The former leader of the Church of England joined a group of religious leaders in the United Kingdom in telling British Prime Minister Boris Johnson that becoming transgender is "a sacred journey."
The letter was written by LGBT activist Steve Chalke and signed by ex-Archbishop of Canterbury Lord Rowan Williams and several church ministers. It called for the U.K. government to include gender confusion in its ban on so-called "conversion therapy", The Christian Institute reported.
"To be trans is to enter a sacred journey of becoming whole: precious, honored and loved, by yourself, by others, and by God," the letter said.
"To allow those discerning this journey to be subject to coercive or undermining practices is to make prayer a means of one person manipulating another," the letter continued. "It is a wrong-hearted notion of care and a wrong-headed understanding of conversion. Every church should be a safe space that affirms people in being who they are without fear of judgment."
The letter was sent to Johnson following the announcement late last month that the British government had dropped its plans for a new ban on therapy for people with same-sex attraction, saying the therapy would be prevented through existing law. This sparked immediate criticism from LGBT groups and some lawmakers.
Then, within a few hours of the announcement, The Daily Mail reported a senior government source said the legislation would still be included in the Queen's Speech in May.
Johnson apparently changed his mind on the issue after hearing from members of his party both in Parliament and in his own government, according to ITV News.
The ban now set to be brought forward by the government will cover 'only gay conversion therapy, not trans', the outlet reported.
Ciarán Kelly, deputy director of The Christian Institute, responded to the letter by saying, "It seems remarkable that a former Archbishop should have such a poor understanding of salvation and discipleship."
"Converting to Christ means we stop living for ourselves and start living for God," Kelly said. "We must follow the teachings of scripture, not the values of the world. Our lives are an ongoing process of sanctification as we seek, with the Spirit's help, to be more like Christ."
"The Bible is clear that God created us male and female," he explained. "It is equally clear that sexual activity is exclusively for marriage, which is only between one man and one woman. To reject these truths is not 'sacred' but sinful."
"Jesus said 'If anyone would come after me, he must deny himself and take up his cross and follow me," Kelly added.

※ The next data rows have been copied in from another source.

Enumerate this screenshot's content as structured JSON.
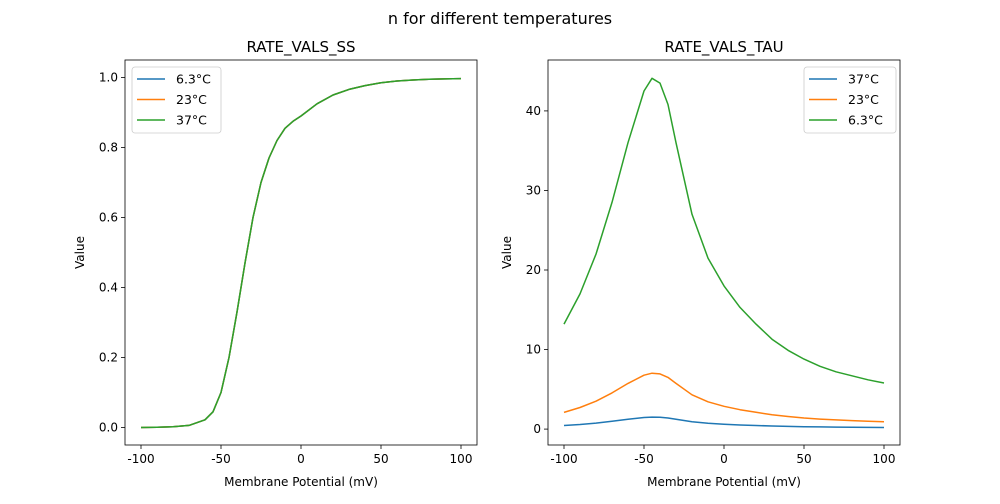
{
  "suptitle": "n for different temperatures",
  "chart_data": [
    {
      "type": "line",
      "title": "RATE_VALS_SS",
      "xlabel": "Membrane Potential (mV)",
      "ylabel": "Value",
      "xlim": [
        -110,
        110
      ],
      "ylim": [
        -0.05,
        1.05
      ],
      "xticks": [
        -100,
        -50,
        0,
        50,
        100
      ],
      "yticks": [
        0.0,
        0.2,
        0.4,
        0.6,
        0.8,
        1.0
      ],
      "ytick_labels": [
        "0.0",
        "0.2",
        "0.4",
        "0.6",
        "0.8",
        "1.0"
      ],
      "grid": false,
      "legend_position": "upper-left",
      "x": [
        -100,
        -90,
        -80,
        -70,
        -60,
        -55,
        -50,
        -45,
        -40,
        -35,
        -30,
        -25,
        -20,
        -15,
        -10,
        -5,
        0,
        10,
        20,
        30,
        40,
        50,
        60,
        70,
        80,
        90,
        100
      ],
      "series": [
        {
          "name": "6.3°C",
          "color": "#1f77b4",
          "values": [
            0.0,
            0.0005,
            0.002,
            0.006,
            0.022,
            0.045,
            0.1,
            0.2,
            0.33,
            0.47,
            0.6,
            0.7,
            0.77,
            0.82,
            0.855,
            0.875,
            0.89,
            0.925,
            0.95,
            0.966,
            0.977,
            0.985,
            0.99,
            0.993,
            0.995,
            0.996,
            0.997
          ]
        },
        {
          "name": "23°C",
          "color": "#ff7f0e",
          "values": [
            0.0,
            0.0005,
            0.002,
            0.006,
            0.022,
            0.045,
            0.1,
            0.2,
            0.33,
            0.47,
            0.6,
            0.7,
            0.77,
            0.82,
            0.855,
            0.875,
            0.89,
            0.925,
            0.95,
            0.966,
            0.977,
            0.985,
            0.99,
            0.993,
            0.995,
            0.996,
            0.997
          ]
        },
        {
          "name": "37°C",
          "color": "#2ca02c",
          "values": [
            0.0,
            0.0005,
            0.002,
            0.006,
            0.022,
            0.045,
            0.1,
            0.2,
            0.33,
            0.47,
            0.6,
            0.7,
            0.77,
            0.82,
            0.855,
            0.875,
            0.89,
            0.925,
            0.95,
            0.966,
            0.977,
            0.985,
            0.99,
            0.993,
            0.995,
            0.996,
            0.997
          ]
        }
      ]
    },
    {
      "type": "line",
      "title": "RATE_VALS_TAU",
      "xlabel": "Membrane Potential (mV)",
      "ylabel": "Value",
      "xlim": [
        -110,
        110
      ],
      "ylim": [
        -2.0,
        46.4
      ],
      "xticks": [
        -100,
        -50,
        0,
        50,
        100
      ],
      "yticks": [
        0,
        10,
        20,
        30,
        40
      ],
      "ytick_labels": [
        "0",
        "10",
        "20",
        "30",
        "40"
      ],
      "grid": false,
      "legend_position": "upper-right",
      "x": [
        -100,
        -90,
        -80,
        -70,
        -60,
        -50,
        -45,
        -40,
        -35,
        -30,
        -20,
        -10,
        0,
        10,
        20,
        30,
        40,
        50,
        60,
        70,
        80,
        90,
        100
      ],
      "series": [
        {
          "name": "37°C",
          "color": "#1f77b4",
          "values": [
            0.45,
            0.58,
            0.75,
            0.98,
            1.23,
            1.46,
            1.51,
            1.49,
            1.4,
            1.23,
            0.92,
            0.74,
            0.62,
            0.52,
            0.45,
            0.39,
            0.34,
            0.3,
            0.27,
            0.25,
            0.23,
            0.21,
            0.2
          ]
        },
        {
          "name": "23°C",
          "color": "#ff7f0e",
          "values": [
            2.1,
            2.71,
            3.51,
            4.55,
            5.74,
            6.78,
            7.03,
            6.94,
            6.5,
            5.74,
            4.31,
            3.43,
            2.87,
            2.44,
            2.11,
            1.8,
            1.58,
            1.4,
            1.26,
            1.15,
            1.07,
            0.99,
            0.93
          ]
        },
        {
          "name": "6.3°C",
          "color": "#2ca02c",
          "values": [
            13.2,
            17.0,
            22.0,
            28.5,
            36.0,
            42.5,
            44.1,
            43.5,
            40.8,
            36.0,
            27.0,
            21.5,
            18.0,
            15.3,
            13.2,
            11.3,
            9.9,
            8.8,
            7.9,
            7.2,
            6.7,
            6.2,
            5.8
          ]
        }
      ]
    }
  ]
}
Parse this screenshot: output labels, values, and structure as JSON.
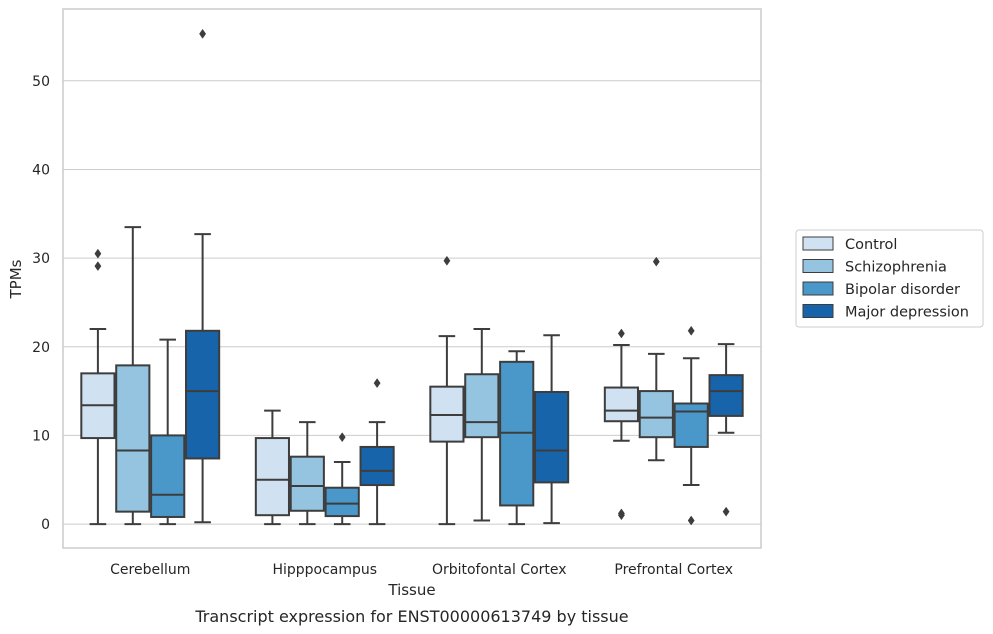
{
  "chart_data": {
    "type": "box",
    "title": "",
    "caption": "Transcript expression for ENST00000613749 by tissue",
    "xlabel": "Tissue",
    "ylabel": "TPMs",
    "ylim": [
      -2.7,
      58.1
    ],
    "yticks": [
      0,
      10,
      20,
      30,
      40,
      50
    ],
    "grid": "horizontal",
    "legend_position": "right",
    "categories": [
      "Cerebellum",
      "Hipppocampus",
      "Orbitofontal Cortex",
      "Prefrontal Cortex"
    ],
    "series": [
      {
        "name": "Control",
        "color": "#d0e1f2",
        "boxes": [
          {
            "whisker_low": 0,
            "q1": 9.7,
            "median": 13.4,
            "q3": 17.0,
            "whisker_high": 22.0,
            "outliers": [
              29.1,
              30.5
            ]
          },
          {
            "whisker_low": 0,
            "q1": 1.0,
            "median": 5.0,
            "q3": 9.7,
            "whisker_high": 12.8,
            "outliers": []
          },
          {
            "whisker_low": 0,
            "q1": 9.3,
            "median": 12.3,
            "q3": 15.5,
            "whisker_high": 21.2,
            "outliers": [
              29.7
            ]
          },
          {
            "whisker_low": 9.4,
            "q1": 11.6,
            "median": 12.8,
            "q3": 15.4,
            "whisker_high": 20.2,
            "outliers": [
              1.0,
              1.2,
              21.5
            ]
          }
        ]
      },
      {
        "name": "Schizophrenia",
        "color": "#94c4df",
        "boxes": [
          {
            "whisker_low": 0,
            "q1": 1.4,
            "median": 8.3,
            "q3": 17.9,
            "whisker_high": 33.5,
            "outliers": []
          },
          {
            "whisker_low": 0,
            "q1": 1.5,
            "median": 4.3,
            "q3": 7.6,
            "whisker_high": 11.5,
            "outliers": []
          },
          {
            "whisker_low": 0.4,
            "q1": 9.8,
            "median": 11.5,
            "q3": 16.9,
            "whisker_high": 22.0,
            "outliers": []
          },
          {
            "whisker_low": 7.2,
            "q1": 9.8,
            "median": 12.0,
            "q3": 15.0,
            "whisker_high": 19.2,
            "outliers": [
              29.6
            ]
          }
        ]
      },
      {
        "name": "Bipolar disorder",
        "color": "#4a98c9",
        "boxes": [
          {
            "whisker_low": 0,
            "q1": 0.8,
            "median": 3.3,
            "q3": 10.0,
            "whisker_high": 20.8,
            "outliers": []
          },
          {
            "whisker_low": 0,
            "q1": 0.9,
            "median": 2.3,
            "q3": 4.1,
            "whisker_high": 7.0,
            "outliers": [
              9.8
            ]
          },
          {
            "whisker_low": 0,
            "q1": 2.1,
            "median": 10.3,
            "q3": 18.3,
            "whisker_high": 19.5,
            "outliers": []
          },
          {
            "whisker_low": 4.4,
            "q1": 8.7,
            "median": 12.7,
            "q3": 13.6,
            "whisker_high": 18.7,
            "outliers": [
              0.4,
              21.8
            ]
          }
        ]
      },
      {
        "name": "Major depression",
        "color": "#1764ab",
        "boxes": [
          {
            "whisker_low": 0.2,
            "q1": 7.4,
            "median": 15.0,
            "q3": 21.8,
            "whisker_high": 32.7,
            "outliers": [
              55.3
            ]
          },
          {
            "whisker_low": 0,
            "q1": 4.4,
            "median": 6.0,
            "q3": 8.7,
            "whisker_high": 11.5,
            "outliers": [
              15.9
            ]
          },
          {
            "whisker_low": 0.1,
            "q1": 4.7,
            "median": 8.3,
            "q3": 14.9,
            "whisker_high": 21.3,
            "outliers": []
          },
          {
            "whisker_low": 10.3,
            "q1": 12.2,
            "median": 15.0,
            "q3": 16.8,
            "whisker_high": 20.3,
            "outliers": [
              1.4
            ]
          }
        ]
      }
    ]
  }
}
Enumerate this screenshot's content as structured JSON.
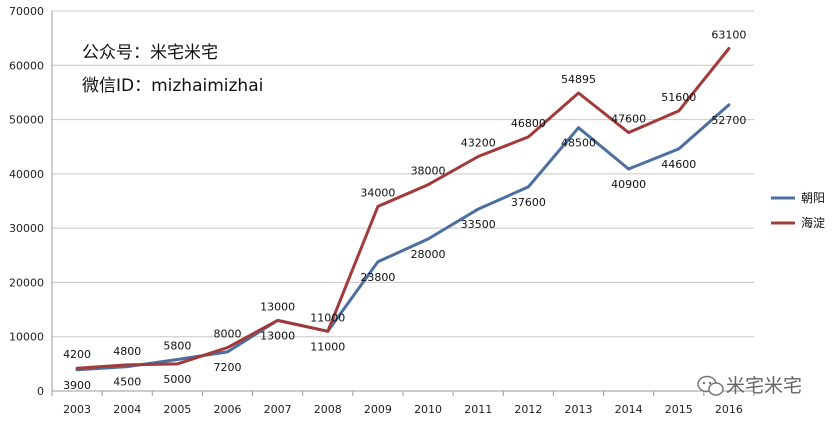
{
  "watermark": {
    "line1": "公众号：米宅米宅",
    "line2": "微信ID：mizhaimizhai",
    "logo_text": "米宅米宅"
  },
  "chart_data": {
    "type": "line",
    "title": "",
    "xlabel": "",
    "ylabel": "",
    "categories": [
      "2003",
      "2004",
      "2005",
      "2006",
      "2007",
      "2008",
      "2009",
      "2010",
      "2011",
      "2012",
      "2013",
      "2014",
      "2015",
      "2016"
    ],
    "ylim": [
      0,
      70000
    ],
    "yticks": [
      0,
      10000,
      20000,
      30000,
      40000,
      50000,
      60000,
      70000
    ],
    "grid": true,
    "legend_position": "right",
    "series": [
      {
        "name": "朝阳",
        "color": "#4a6fa0",
        "values": [
          3900,
          4500,
          5800,
          7200,
          13000,
          11000,
          23800,
          28000,
          33500,
          37600,
          48500,
          40900,
          44600,
          52700
        ]
      },
      {
        "name": "海淀",
        "color": "#a33a3a",
        "values": [
          4200,
          4800,
          5000,
          8000,
          13000,
          11000,
          34000,
          38000,
          43200,
          46800,
          54895,
          47600,
          51600,
          63100
        ]
      }
    ]
  }
}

"Faithful Christians seek to flee from sin wherever they identify it in their lives and instead embrace their new life in Christ. This is the real sacred journey and there are thousands of faithful churches in the UK that are full of people, including LGBT people, who are on this journey," he continued.
Kelly also warned that a poorly-written LGB-only conversion therapy law could still make mainstream Christian teaching and ministry a criminal offense, by making it illegal to teach people and help people of every age to live according to the Christian understanding of marriage.
As CBN News has reported, an expansive definition of so-called conversion therapy could restrict religious freedoms in the U.K., the church's commission to share the Gospel, and also place church leaders at risk of prosecution.
Conversion therapy is a pejorative phrase used by LGBTQ advocates who say Christian counseling or therapy is harmful to LGBTQ individuals and could lead someone to hurt themselves or commit suicide.
Last December, 1,400 pastors signed a petition asking the U.K. government to strike down a proposal that would ban therapy for same-sex attracted individuals.